As a 401(k) plan trustee---or fiduciary, plan sponsor, or employer sponsor---your role is to provide a plan that serves your participants’ best interests. From the participants’ point of view, one of the variables they care most about is what investments are available for them to invest in? And that creates a significant question for you, the trustee, to answer: how often should you evaluate the plan and, if merited, change the investments available?

Nothing is Set in Stone, But...

Every plan is different. Every employer, every industry, every set of participants is different. And thus, there is not a hard-and-fast rule regarding the frequency of changing investments in a 401(k) plan.

However, there are best practices. Here is one of the most important: a plan trustee should never leave the decision up to subjective choice or subjective timing. “It feels like it’s time” or “This investment feels like it’s doing poorly” are unacceptable reasons to change investments in the plan.

Instead, plan trustees must set up an objective system for monitoring the investments in the plan and an equally objective rulebook for removing or adding investments to the plan.
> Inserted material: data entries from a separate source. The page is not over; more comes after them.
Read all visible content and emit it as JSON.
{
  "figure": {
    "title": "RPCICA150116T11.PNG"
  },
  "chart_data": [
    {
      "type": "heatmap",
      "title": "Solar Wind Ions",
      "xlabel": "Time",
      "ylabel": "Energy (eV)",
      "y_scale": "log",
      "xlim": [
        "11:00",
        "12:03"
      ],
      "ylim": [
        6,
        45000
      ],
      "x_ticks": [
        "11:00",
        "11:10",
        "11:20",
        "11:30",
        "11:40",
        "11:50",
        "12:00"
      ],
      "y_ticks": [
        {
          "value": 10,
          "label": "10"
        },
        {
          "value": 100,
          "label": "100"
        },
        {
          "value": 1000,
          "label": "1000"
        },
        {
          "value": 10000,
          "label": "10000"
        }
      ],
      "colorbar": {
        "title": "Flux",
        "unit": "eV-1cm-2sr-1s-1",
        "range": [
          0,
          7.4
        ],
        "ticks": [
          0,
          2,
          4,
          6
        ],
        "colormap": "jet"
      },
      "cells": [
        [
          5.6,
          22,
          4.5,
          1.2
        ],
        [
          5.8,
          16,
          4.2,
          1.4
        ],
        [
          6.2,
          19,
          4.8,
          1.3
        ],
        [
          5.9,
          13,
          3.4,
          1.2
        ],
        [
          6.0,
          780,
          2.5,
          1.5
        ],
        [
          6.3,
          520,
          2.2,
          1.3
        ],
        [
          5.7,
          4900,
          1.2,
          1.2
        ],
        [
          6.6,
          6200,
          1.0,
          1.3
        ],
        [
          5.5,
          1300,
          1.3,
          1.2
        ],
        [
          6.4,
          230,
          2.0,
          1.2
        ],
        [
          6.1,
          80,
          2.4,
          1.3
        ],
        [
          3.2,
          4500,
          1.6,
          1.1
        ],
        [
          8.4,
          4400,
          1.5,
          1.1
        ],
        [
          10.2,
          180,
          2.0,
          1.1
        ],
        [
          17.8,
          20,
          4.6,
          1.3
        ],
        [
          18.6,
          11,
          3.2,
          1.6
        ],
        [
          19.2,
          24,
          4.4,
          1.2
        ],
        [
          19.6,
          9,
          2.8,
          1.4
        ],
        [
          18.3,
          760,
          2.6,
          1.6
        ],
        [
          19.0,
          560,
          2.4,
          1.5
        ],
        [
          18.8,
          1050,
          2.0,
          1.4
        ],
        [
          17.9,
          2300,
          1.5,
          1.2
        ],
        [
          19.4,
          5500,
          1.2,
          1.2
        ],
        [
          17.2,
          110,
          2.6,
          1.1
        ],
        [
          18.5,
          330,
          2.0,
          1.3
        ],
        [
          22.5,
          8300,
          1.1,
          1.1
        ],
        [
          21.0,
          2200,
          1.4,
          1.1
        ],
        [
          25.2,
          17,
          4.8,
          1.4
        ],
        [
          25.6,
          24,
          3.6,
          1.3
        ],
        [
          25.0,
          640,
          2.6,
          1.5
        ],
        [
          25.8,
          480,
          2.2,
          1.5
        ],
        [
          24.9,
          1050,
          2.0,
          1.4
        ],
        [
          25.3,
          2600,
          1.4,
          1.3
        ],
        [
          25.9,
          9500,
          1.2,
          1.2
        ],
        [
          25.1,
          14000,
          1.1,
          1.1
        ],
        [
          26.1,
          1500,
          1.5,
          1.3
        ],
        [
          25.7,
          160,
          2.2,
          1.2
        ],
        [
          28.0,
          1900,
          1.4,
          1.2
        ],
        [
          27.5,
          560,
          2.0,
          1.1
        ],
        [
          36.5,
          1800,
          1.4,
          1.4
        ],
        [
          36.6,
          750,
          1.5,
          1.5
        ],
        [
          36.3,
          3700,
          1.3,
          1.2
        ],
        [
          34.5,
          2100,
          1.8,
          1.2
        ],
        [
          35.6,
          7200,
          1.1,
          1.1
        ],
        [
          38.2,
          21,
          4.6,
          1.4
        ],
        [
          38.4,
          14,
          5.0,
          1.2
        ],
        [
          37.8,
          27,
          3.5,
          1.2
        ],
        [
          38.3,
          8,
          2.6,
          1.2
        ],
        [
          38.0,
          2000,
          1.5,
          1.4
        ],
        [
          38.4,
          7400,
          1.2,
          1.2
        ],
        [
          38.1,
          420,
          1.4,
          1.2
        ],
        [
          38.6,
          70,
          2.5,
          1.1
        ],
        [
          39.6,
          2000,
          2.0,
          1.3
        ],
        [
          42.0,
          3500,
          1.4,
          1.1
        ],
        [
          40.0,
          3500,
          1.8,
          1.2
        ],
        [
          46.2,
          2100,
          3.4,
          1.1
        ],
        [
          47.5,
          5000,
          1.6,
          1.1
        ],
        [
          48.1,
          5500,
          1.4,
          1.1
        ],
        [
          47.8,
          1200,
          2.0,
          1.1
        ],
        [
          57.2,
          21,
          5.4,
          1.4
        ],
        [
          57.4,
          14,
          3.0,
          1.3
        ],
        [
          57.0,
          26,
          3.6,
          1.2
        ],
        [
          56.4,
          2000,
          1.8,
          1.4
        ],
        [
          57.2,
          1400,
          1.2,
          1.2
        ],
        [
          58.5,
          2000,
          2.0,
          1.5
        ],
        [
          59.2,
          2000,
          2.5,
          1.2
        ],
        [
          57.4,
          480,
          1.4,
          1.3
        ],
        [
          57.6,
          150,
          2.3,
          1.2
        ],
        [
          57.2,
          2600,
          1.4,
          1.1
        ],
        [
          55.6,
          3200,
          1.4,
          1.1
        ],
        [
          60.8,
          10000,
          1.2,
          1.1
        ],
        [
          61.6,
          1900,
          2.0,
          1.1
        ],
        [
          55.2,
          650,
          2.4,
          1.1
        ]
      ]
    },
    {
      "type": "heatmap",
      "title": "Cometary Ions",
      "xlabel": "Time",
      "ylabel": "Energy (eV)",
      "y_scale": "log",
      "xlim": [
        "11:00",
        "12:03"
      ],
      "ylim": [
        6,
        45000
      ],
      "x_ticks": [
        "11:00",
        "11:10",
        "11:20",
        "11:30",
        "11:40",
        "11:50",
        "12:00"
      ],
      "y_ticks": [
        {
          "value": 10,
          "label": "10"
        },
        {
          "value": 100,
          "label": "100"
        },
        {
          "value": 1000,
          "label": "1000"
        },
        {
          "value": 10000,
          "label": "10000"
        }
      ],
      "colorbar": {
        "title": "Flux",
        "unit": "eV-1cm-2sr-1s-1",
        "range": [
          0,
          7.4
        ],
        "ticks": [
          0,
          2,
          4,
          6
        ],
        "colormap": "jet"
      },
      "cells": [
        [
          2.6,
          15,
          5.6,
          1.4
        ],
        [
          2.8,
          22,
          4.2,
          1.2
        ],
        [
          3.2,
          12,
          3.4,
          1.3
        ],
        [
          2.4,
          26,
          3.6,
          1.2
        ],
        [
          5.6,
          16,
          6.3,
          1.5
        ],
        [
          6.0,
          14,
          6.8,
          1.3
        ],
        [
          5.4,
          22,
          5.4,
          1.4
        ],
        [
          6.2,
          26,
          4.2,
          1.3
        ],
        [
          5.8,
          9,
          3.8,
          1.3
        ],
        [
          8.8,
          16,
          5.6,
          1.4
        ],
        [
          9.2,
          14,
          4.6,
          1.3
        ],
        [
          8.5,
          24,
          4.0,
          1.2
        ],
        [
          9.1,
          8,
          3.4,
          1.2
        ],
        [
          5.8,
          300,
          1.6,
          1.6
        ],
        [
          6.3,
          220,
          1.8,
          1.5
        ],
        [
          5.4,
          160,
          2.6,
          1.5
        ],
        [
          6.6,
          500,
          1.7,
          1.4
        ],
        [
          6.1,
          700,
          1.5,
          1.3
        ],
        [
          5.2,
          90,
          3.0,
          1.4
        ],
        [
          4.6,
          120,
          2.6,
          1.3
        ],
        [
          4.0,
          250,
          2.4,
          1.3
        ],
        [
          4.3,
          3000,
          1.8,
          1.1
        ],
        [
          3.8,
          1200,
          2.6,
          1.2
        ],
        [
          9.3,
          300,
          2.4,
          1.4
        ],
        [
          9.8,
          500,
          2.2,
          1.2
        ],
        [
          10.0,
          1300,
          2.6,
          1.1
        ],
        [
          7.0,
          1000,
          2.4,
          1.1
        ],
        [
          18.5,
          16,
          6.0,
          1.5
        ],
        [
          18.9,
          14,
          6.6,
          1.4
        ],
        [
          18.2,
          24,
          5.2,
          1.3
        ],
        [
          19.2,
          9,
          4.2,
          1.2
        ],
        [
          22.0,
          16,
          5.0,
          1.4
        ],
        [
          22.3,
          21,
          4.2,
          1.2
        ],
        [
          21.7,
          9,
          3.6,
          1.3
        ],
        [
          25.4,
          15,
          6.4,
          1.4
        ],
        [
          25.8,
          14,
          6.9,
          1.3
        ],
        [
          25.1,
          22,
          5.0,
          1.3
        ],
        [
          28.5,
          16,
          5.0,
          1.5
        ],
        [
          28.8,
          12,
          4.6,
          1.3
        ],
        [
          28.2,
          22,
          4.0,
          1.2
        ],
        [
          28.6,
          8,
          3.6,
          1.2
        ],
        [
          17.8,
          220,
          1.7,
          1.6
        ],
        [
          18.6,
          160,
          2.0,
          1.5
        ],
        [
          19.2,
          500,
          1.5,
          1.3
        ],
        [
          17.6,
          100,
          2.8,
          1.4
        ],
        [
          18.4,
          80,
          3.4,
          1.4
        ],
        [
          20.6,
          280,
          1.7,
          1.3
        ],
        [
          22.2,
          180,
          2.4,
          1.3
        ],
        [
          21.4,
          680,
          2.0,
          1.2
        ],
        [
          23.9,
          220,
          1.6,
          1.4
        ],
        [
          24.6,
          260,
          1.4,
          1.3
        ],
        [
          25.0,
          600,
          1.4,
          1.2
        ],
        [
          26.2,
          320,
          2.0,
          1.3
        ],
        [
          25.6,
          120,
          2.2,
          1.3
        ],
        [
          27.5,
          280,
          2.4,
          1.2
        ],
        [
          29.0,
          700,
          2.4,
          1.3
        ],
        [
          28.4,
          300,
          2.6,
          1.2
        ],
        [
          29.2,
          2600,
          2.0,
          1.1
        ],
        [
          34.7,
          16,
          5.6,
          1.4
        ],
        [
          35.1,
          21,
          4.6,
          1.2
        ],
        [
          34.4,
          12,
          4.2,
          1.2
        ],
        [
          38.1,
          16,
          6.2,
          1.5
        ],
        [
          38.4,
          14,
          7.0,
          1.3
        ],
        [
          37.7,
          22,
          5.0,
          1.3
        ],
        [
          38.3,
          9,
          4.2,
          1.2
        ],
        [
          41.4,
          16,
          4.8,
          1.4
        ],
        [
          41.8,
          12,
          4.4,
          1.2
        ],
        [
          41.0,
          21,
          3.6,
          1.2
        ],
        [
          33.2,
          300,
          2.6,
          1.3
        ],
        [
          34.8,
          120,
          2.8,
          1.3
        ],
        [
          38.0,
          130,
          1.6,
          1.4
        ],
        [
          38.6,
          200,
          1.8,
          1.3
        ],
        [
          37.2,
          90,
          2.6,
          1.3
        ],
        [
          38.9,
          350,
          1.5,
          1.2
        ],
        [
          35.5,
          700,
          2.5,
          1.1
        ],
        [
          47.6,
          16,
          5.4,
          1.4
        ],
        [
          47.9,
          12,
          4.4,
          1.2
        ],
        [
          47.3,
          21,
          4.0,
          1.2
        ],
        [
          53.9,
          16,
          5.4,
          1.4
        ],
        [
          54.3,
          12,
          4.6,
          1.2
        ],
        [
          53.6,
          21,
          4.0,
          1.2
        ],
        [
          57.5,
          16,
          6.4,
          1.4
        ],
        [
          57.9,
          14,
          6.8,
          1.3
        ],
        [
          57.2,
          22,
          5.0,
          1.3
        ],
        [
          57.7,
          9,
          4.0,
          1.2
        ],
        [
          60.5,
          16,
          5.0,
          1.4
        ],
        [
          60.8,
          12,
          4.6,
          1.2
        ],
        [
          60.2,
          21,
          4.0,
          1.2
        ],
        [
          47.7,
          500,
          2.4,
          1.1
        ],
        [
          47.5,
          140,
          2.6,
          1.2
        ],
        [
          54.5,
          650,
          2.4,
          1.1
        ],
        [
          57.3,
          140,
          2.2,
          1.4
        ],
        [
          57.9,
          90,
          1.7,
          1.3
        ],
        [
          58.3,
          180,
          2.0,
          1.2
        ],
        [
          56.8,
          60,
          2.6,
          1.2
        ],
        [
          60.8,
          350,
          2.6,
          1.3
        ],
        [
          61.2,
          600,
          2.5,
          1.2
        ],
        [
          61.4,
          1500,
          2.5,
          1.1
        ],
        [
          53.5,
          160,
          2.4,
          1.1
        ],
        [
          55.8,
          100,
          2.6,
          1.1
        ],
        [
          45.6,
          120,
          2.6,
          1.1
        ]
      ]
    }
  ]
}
These systems and rules should be set in place before any decisions about investments are ever made and typically come in the form of an Investment Policy Statement (IPS).

At Sage Rutty, we recommend you monitor your investment choices quarterly. We use Fi360’s tool to grade investments, and we keep watch lists of investments that have had questionable performance recently. We also have objective criteria for replacing investments.

Why Are Systems and Rules Important for Replacing Investments?

As the plan’s trustee, you have a responsibility to act in your participants’ best interests. In most cases, that is a fiduciary responsibility, meaning that negligence is not an excuse for incompetence. There can be legal ramifications for mistakes and poor choices.

So, imagine you need to justify the plan’s investment choices to a participant, their attorney, or a court. You will need to justify each fund in the plan, how you chose it for the plan, and why it has stayed in the plan.

An objective system of rules is an excellent justification. Each investment is in the plan because it met the objective standards of the plan. You cut investments from the plan because they failed on rules and no longer met the objective standard. It is cut and dry and clean.


We recommend that your plan revisit its investment choices every quarter. We also recommend that you make decisions based on an objective system of rules. Not only will this serve your participants better, but it will also help protect you from legal action.